Merzbild 1A (The Psychiatrist)
The name Dada first appeared in Hugo Ball’s magazine Cabaret Voltaire, published in Zurich in 1916, to define an irrational, provocative art that employed unorthodox techniques. It soon spread through many other European cities such as Berlin, Cologne, Paris and Hanover. The Hanover Dadaist group was headed by Kurt Schwitters, an artist who, although inspired by the revolutionary atmosphere of post-war Germany, was more in tune with the values of constructive abstraction than with the subversive politicisation of the Dadaists.
Through his collages and assemblages, generally entitled or subtitled Merz, Schwitters aimed to achieve an artistic synthesis, a new aesthetic order using waste products, convinced — to quote his own words — that “one can even shout out through refuse.” The artist had invented the word Merz by chance when he cut it out of the longer Kommerz, which had fascinated him for its sound. Merz was a blend of the Dadaist pursuit of irony and paradox through the transformation of objects and the Russian avant-gardes’ notion of art as construction. It also drew from Cubist collages, although unlike the objects the Cubists incorporated into their compositions, the materials Schwitters employed in his works were not representations of external reality but mere signs; they had no value in their own right, only as integral parts of a composition.
Merzbild 1A (The Psychiatrist), executed in 1919, is an early example of the formal structures of the Merz compositions and combines texture and colour with various geometrically shaped objects. According to John Elderfield in his monograph on the artist, it is one of the earliest Merz pictures, if not the first, and was most likely shown in Schwitters’ one-man exhibition at Der Sturm gallery in Berlin in July 1919, the date that his text “Die Merzmalerei” was published in the magazine by the same name. The inscriptions Schwitters made on the stretcher dating the work to 13 February 1919 and numbering it “1A” back this hypothesis, which, if correct, would make Merzbild 1A (Der Irrenarzt) Schwitters’ first Merz composition.

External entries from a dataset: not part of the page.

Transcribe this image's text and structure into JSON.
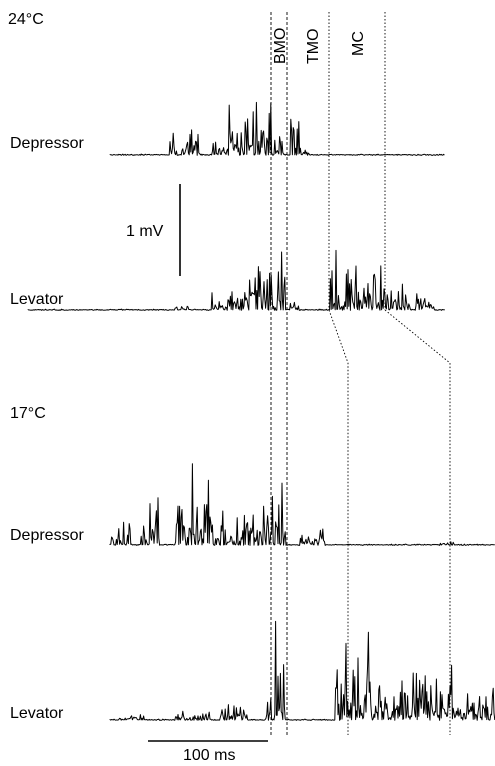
{
  "panel_top": {
    "temperature": "24°C",
    "depressor_label": "Depressor",
    "levator_label": "Levator"
  },
  "panel_bottom": {
    "temperature": "17°C",
    "depressor_label": "Depressor",
    "levator_label": "Levator"
  },
  "phases": {
    "bmo": "BMO",
    "tmo": "TMO",
    "mc": "MC"
  },
  "scale_bars": {
    "voltage": "1 mV",
    "time": "100 ms"
  }
}
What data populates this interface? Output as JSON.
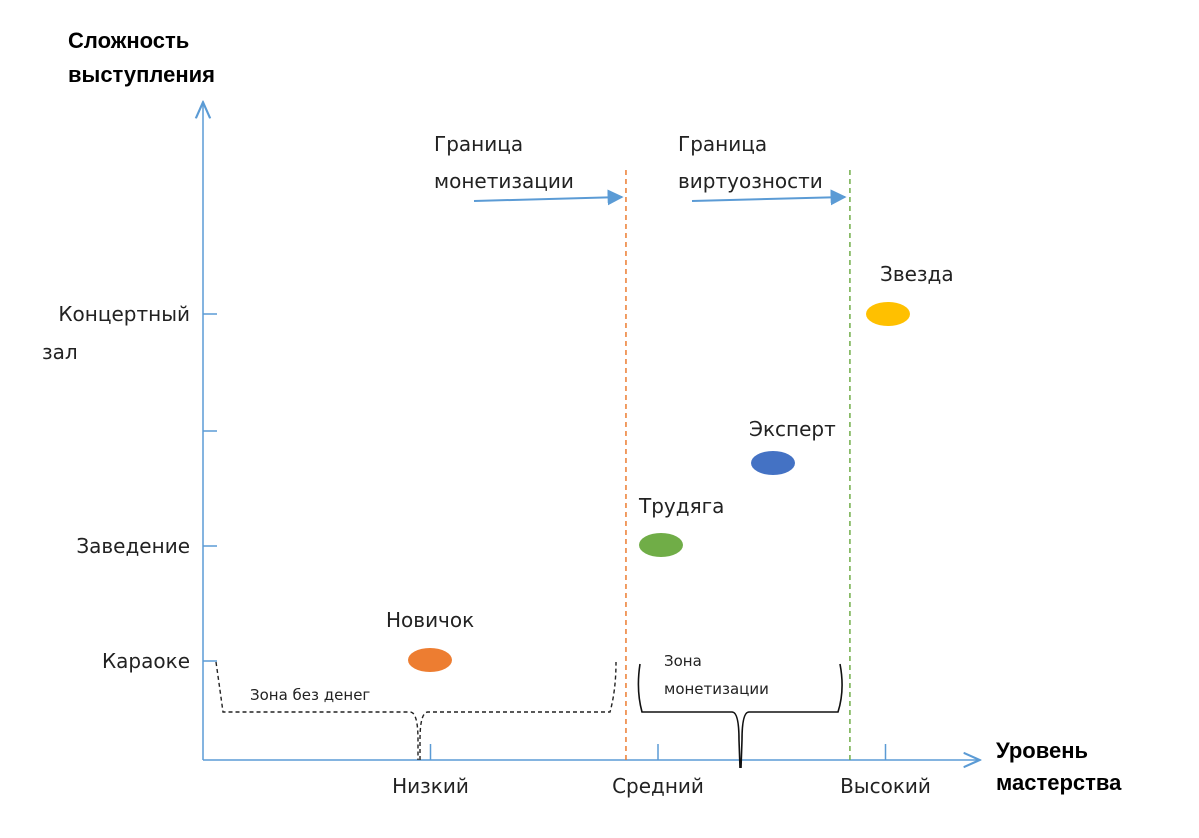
{
  "chart_data": {
    "type": "scatter",
    "title": "",
    "ylabel_lines": [
      "Сложность",
      "выступления"
    ],
    "xlabel_lines": [
      "Уровень",
      "мастерства"
    ],
    "x_ticks": [
      {
        "label": "Низкий",
        "value": 1
      },
      {
        "label": "Средний",
        "value": 2
      },
      {
        "label": "Высокий",
        "value": 3
      }
    ],
    "y_ticks": [
      {
        "label": "Караоке",
        "value": 1
      },
      {
        "label": "Заведение",
        "value": 2
      },
      {
        "label": "",
        "value": 3
      },
      {
        "label": "Концертный зал",
        "value": 4
      }
    ],
    "xlim": [
      0,
      3.6
    ],
    "ylim": [
      0,
      6.5
    ],
    "points": [
      {
        "name": "Новичок",
        "x": 1.0,
        "y": 1.0,
        "color": "#ED7D31"
      },
      {
        "name": "Трудяга",
        "x": 2.0,
        "y": 2.0,
        "color": "#70AD47"
      },
      {
        "name": "Эксперт",
        "x": 2.4,
        "y": 2.7,
        "color": "#4472C4"
      },
      {
        "name": "Звезда",
        "x": 3.0,
        "y": 4.0,
        "color": "#FFC000"
      }
    ],
    "boundaries": [
      {
        "label_lines": [
          "Граница",
          "монетизации"
        ],
        "x": 1.7,
        "color": "#ED7D31"
      },
      {
        "label_lines": [
          "Граница",
          "виртуозности"
        ],
        "x": 2.7,
        "color": "#70AD47"
      }
    ],
    "zones": [
      {
        "label": "Зона без денег"
      },
      {
        "label_lines": [
          "Зона",
          "монетизации"
        ]
      }
    ],
    "axis_color": "#5B9BD5",
    "arrow_color": "#5B9BD5"
  }
}
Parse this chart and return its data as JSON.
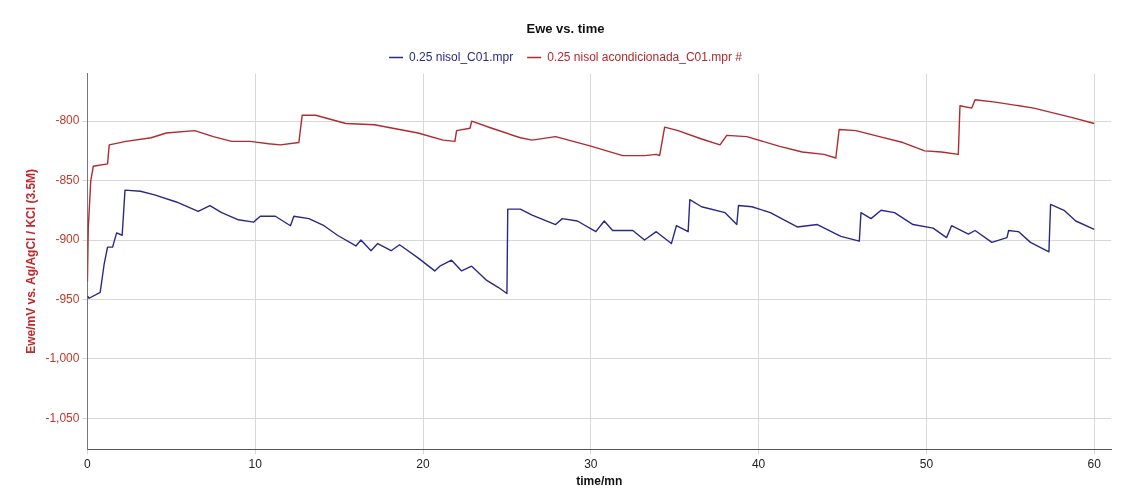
{
  "chart_data": {
    "type": "line",
    "title": "Ewe vs. time",
    "xlabel": "time/mn",
    "ylabel": "Ewe/mV vs. Ag/AgCl / KCl (3.5M)",
    "xlim": [
      0,
      61
    ],
    "xticks": [
      0,
      10,
      20,
      30,
      40,
      50,
      60
    ],
    "ylim": [
      -1076,
      -760
    ],
    "yticks": [
      {
        "value": -800,
        "label": "-800"
      },
      {
        "value": -850,
        "label": "-850"
      },
      {
        "value": -900,
        "label": "-900"
      },
      {
        "value": -950,
        "label": "-950"
      },
      {
        "value": -1000,
        "label": "-1,000"
      },
      {
        "value": -1050,
        "label": "-1,050"
      }
    ],
    "grid": true,
    "legend": "top",
    "marker": "none",
    "line_style": "solid",
    "series": [
      {
        "name": "0.25 nisol_C01.mpr",
        "color": "#2a2a86",
        "x": [
          0,
          0.1,
          0.76,
          1,
          1.2,
          1.5,
          1.74,
          2.07,
          2.24,
          3.16,
          4,
          5.3,
          6.6,
          7.3,
          8,
          9,
          9.9,
          10.3,
          11.2,
          12.1,
          12.3,
          13.2,
          14.1,
          14.9,
          16,
          16.3,
          16.9,
          17.3,
          18.1,
          18.6,
          19.7,
          20.7,
          21,
          21.7,
          22.3,
          22.9,
          23.8,
          24.5,
          25,
          25.05,
          25.8,
          26.5,
          27.9,
          28.3,
          29.2,
          30.3,
          30.8,
          31.3,
          32.5,
          33.2,
          33.9,
          34.8,
          35.1,
          35.8,
          35.9,
          36.6,
          38,
          38.7,
          38.8,
          39.6,
          40.7,
          42.3,
          43.5,
          44.9,
          46,
          46.1,
          46.7,
          47.3,
          48.1,
          49.2,
          50.4,
          51.2,
          51.5,
          52.5,
          52.9,
          53.9,
          54.8,
          54.9,
          55.5,
          56.2,
          57.3,
          57.4,
          58.2,
          58.9,
          60
        ],
        "values": [
          -947,
          -949,
          -944,
          -920,
          -906,
          -906,
          -894,
          -896,
          -858,
          -859,
          -862,
          -868,
          -876,
          -871,
          -877,
          -883,
          -885,
          -880,
          -880,
          -888,
          -880,
          -882,
          -888,
          -896,
          -905,
          -900,
          -909,
          -903,
          -909,
          -904,
          -915,
          -926,
          -922,
          -917,
          -926,
          -922,
          -934,
          -940,
          -945,
          -874,
          -874,
          -879,
          -887,
          -882,
          -884,
          -893,
          -884,
          -892,
          -892,
          -900,
          -893,
          -903,
          -888,
          -893,
          -866,
          -872,
          -877,
          -887,
          -871,
          -872,
          -877,
          -889,
          -887,
          -897,
          -901,
          -877,
          -882,
          -875,
          -877,
          -887,
          -890,
          -898,
          -888,
          -895,
          -892,
          -902,
          -898,
          -892,
          -893,
          -902,
          -910,
          -870,
          -875,
          -884,
          -891
        ]
      },
      {
        "name": "0.25 nisol acondicionada_C01.mpr #",
        "color": "#b02a2e",
        "x": [
          0,
          0.05,
          0.2,
          0.35,
          1.2,
          1.3,
          2.3,
          3.8,
          4.7,
          6.4,
          7.5,
          8.6,
          9.7,
          10.8,
          11.5,
          12.6,
          12.8,
          13.6,
          15.4,
          17.1,
          19.7,
          21.2,
          21.9,
          22,
          22.8,
          22.9,
          24.1,
          25.8,
          26.5,
          27.9,
          30,
          31.9,
          33.2,
          33.9,
          34.1,
          34.4,
          35.2,
          36.6,
          37.7,
          38.1,
          39.3,
          41.2,
          42.6,
          43.9,
          44.6,
          44.8,
          45.8,
          47.2,
          48.6,
          49.9,
          50.9,
          51.9,
          52,
          52.7,
          52.9,
          54.1,
          56.4,
          58.7,
          60
        ],
        "values": [
          -935,
          -890,
          -850,
          -838,
          -836,
          -820,
          -817,
          -814,
          -810,
          -808,
          -813,
          -817,
          -817,
          -819,
          -820,
          -818,
          -795,
          -795,
          -802,
          -803,
          -810,
          -816,
          -817,
          -808,
          -806,
          -800,
          -806,
          -814,
          -816,
          -813,
          -821,
          -829,
          -829,
          -828,
          -829,
          -805,
          -808,
          -815,
          -820,
          -812,
          -813,
          -821,
          -826,
          -828,
          -831,
          -807,
          -808,
          -813,
          -818,
          -825,
          -826,
          -828,
          -787,
          -789,
          -782,
          -784,
          -789,
          -797,
          -802
        ]
      }
    ]
  }
}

Furthermore, the fact that Merzbild 1A is an early work in which the abstract Merz language is not yet fully consolidated accounts for the expressionistic figurative references it retains. The depiction of a face in profile in the composition, together with the subtitle Der Irrenarzt (The Psychiatrist), suggest that it is a hybrid between an Expressionist portrait and a Dada assemblage. It is most likely the portrait of an acquaintance of his from Hanover, Dr Schenzinger, though some authors believe it could be the painter’s sister. In a text entitled “The origin of Merz, ” written in the manner of a humorous fable, the artist tells of the portrait of Dr Schenzinger, who insisted on playing a Beethoven sonata on the piano while sitting for him. Schwitters’ attention had been caught by a beer mat and, as he recounts, “an inspiration came upon me. I stood up, painted the back of the beer mat not with paste but with red paint and glued it thus on to the cheek of the profiled head that I had painted.” When the bewildered sitter insisted he remove it, Schwitters replied that were he to do so he would “destroy the unity of the art work.” In addition to the beer mat, the artist collected various nearby objects such as wires, a newspaper cutting, a cigarette and several pieces of metal and progressively added them to the composition, perhaps to symbolise the obsessions of the psychiatrist’s patients. This anecdote not only gives an account of how the Merz works came about, but is also, as Christopher Green points out, “the ‘origin of Merz’ told as a modern fable.”